History of Catalan
Catalan developed from the Vulgar Latin spoken in the Roman province of Hispania Tarraconensis. The disintegration and fall of the Roman Empire brought about several successive invasions. The Visigoths (414 AD) and the Arabs (Moors) (711-717 AD) subjugated the entire peninsula, but their languages had a little impact on Catalan. In 778 the Franks of Charlemagne conquered a narrow strip southward of the Pyrenees with Barcelona and established there the so called Marca Hispanica (Spanish mark) as a buffer state against the muslims. The local Romance idiom since then evolved in close relations with the language of Southern Gaul (see Occitan language). In this period Provençal was considered a language of prestige and was adopted by the Catalonian troubadours also. In spite of the various influences from Gaul, Catalan, however, never assumed the two-case declension system, unique to Old French and Occitan.
By the end of the 10th century Catalan was already a fully-formed language, clearly distinguishable from its Latin origins. It appeared for the first time in written documents in the second half of the 12th century (a charter and six sermons); the Homilies of Organyà, written in the late 12th or early 13th centuries, is the first extant text written originally in Catalan. Catalan poetry flourished from the 13th century, before which time Catalan poets wrote in Provençal. The first true Catalan poet was Ramon Llull (c. 1235-1316), and the greatest Catalan poet was Ausiàs March (1397-1459), a Valencian.
During the 13th and 14th centuries Catalan reached its high point of geographical expansion in the Iberian Peninsula through the conquest of the kingdoms of Valencia and Murcia.
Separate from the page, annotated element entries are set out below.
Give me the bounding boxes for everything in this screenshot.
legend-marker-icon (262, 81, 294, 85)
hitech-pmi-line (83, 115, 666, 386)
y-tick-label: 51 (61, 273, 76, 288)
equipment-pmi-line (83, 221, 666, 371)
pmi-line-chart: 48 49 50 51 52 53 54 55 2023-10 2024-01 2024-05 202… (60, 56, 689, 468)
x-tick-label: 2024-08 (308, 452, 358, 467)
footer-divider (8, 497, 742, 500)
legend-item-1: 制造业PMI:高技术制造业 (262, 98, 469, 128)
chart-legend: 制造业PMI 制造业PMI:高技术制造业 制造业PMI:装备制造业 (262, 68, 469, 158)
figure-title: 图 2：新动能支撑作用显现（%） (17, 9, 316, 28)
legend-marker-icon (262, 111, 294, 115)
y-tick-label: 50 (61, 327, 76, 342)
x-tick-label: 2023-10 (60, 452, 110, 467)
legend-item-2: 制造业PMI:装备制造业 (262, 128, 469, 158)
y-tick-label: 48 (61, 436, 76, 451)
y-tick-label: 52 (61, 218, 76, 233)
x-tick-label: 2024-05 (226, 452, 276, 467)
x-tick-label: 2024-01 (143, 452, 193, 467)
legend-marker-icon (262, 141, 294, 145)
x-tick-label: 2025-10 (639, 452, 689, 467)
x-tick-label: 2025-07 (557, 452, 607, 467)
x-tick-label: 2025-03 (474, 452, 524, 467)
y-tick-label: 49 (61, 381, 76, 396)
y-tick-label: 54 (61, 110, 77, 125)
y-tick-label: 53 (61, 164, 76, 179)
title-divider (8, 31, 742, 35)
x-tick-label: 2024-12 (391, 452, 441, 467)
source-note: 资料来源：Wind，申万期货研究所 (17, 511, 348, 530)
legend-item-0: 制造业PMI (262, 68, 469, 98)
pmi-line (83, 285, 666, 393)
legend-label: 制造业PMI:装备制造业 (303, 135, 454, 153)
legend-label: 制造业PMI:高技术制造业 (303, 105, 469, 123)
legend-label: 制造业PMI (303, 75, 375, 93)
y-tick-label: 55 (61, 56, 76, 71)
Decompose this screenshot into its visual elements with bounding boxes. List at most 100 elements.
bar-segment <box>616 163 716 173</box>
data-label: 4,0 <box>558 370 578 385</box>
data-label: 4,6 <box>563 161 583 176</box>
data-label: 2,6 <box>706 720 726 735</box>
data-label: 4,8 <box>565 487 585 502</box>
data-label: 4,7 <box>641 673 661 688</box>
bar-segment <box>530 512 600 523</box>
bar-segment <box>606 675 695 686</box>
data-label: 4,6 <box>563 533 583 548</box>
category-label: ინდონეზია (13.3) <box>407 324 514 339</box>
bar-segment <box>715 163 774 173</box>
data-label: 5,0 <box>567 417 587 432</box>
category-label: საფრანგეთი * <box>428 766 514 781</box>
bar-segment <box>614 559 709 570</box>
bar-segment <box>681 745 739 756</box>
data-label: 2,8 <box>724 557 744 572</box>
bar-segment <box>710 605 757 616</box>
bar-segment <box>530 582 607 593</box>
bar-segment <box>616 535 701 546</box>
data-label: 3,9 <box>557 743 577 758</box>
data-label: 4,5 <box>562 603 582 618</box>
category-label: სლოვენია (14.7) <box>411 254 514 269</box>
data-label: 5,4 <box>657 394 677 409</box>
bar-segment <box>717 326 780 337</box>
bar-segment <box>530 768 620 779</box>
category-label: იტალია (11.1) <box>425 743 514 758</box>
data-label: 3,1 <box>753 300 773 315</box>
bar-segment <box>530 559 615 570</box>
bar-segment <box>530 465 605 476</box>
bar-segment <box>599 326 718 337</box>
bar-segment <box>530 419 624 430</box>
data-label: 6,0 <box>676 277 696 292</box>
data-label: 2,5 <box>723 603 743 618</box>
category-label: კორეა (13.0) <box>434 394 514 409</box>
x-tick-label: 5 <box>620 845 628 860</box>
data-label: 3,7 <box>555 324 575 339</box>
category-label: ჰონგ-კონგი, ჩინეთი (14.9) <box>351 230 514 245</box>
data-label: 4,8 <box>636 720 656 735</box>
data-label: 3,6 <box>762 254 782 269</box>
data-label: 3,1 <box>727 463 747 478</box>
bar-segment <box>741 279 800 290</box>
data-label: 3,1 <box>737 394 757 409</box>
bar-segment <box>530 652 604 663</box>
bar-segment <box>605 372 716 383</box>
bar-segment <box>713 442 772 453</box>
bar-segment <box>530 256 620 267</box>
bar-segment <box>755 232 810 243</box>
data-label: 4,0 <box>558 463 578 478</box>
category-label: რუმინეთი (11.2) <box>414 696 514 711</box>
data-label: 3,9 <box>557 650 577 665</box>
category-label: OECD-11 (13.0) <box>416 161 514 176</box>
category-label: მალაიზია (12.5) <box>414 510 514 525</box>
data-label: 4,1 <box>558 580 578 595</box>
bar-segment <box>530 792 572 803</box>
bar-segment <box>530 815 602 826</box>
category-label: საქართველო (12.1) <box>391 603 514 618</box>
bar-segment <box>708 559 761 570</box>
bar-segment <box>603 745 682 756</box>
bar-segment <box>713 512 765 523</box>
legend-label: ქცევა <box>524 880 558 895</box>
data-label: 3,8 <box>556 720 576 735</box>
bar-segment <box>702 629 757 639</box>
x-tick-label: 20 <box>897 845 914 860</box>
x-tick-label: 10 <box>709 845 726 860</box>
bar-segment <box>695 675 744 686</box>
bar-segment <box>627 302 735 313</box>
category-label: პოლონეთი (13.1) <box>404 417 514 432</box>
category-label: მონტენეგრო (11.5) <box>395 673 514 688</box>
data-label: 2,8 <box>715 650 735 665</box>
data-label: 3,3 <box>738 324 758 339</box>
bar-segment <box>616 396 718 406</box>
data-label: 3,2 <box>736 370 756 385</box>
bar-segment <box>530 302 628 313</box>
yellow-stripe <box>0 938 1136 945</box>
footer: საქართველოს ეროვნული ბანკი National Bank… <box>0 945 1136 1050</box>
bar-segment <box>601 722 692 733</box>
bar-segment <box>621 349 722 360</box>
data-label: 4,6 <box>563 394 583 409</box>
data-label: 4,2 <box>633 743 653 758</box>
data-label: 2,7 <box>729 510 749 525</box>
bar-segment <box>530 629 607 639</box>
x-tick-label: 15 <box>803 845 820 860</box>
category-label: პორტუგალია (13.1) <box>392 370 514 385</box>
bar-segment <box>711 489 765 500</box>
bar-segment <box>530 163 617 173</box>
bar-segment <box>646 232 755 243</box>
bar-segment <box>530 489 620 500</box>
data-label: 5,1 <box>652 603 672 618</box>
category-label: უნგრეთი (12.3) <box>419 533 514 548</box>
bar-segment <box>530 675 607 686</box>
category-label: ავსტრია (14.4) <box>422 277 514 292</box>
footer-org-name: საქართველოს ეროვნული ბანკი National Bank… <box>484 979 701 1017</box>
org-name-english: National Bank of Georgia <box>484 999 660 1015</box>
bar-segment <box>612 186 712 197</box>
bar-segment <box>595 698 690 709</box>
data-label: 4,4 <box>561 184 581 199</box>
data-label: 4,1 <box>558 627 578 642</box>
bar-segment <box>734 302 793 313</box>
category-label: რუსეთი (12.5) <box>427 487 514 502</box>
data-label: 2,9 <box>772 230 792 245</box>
The language also spread around the Mediterranean through victory over the kingdoms of Majorca, Sicily, Sardinia (even today there remains a Catalan-speaking popuation in the of Alghero), Naples, Athens and Neopatria in Peloponnese. Catalan came to be spoken, even if not always as a first language, in five states around the Mediterranean which were governed by Catalan dynasties. Due to the Royal Chancellery, whose style was strongly influencing for all Catalan writing, the prose of the 14th and 15th centuries was marked by a high degree of uniformity.
Catalan retained its vigour until the union of the Aragonese and Castilian crowns in 1474. After that, although mainly grammatical works appeared, it gradually entered a period of decline. Following the War of the Spanish Succession (1705-1715), Philip V abolished all the government institutions then existing in Catalonia and implemented Spanish laws. Catalan went through various periods of prohibition and even of repression, beginning with the Decretos de Nueva Planta (Decrees for a New Political Order) of 1716.
The Catalan renaissance (Renaixença) began in the late 19th century with the economic progress of Catalonia. Catalan was reborn as the language of literary culture through the poetry contest known as Jocs Florals (Floral Games). In 1906 the first Catalan Language Congress attracted 3,000 participants, and in 1907 the Institut d’Estudis Catalans was founded. In 1913 it published Normes ortogràfiques (Spelling Rules) and in 1917 the Diccionari ortogràfic (Spelling Dictionary). The Gramàtica catalana (Catalan Grammar) by Pompeu Fabra appeared in 1918. During the Second Republic (1931-1939), Catalan was restored to its official language status, but this promising development was checked by the Civil War and its consequences. The use of Catalan in public was forbidden and the language retreated into the home. Yet not until 1944 was there a course in Catalan philology at the University of Barcelona; a chair of Catalan language and literature was not founded there until 1961. Ever since the restoration of democratic institutions, there has been a process to re-establish the use of Catalan.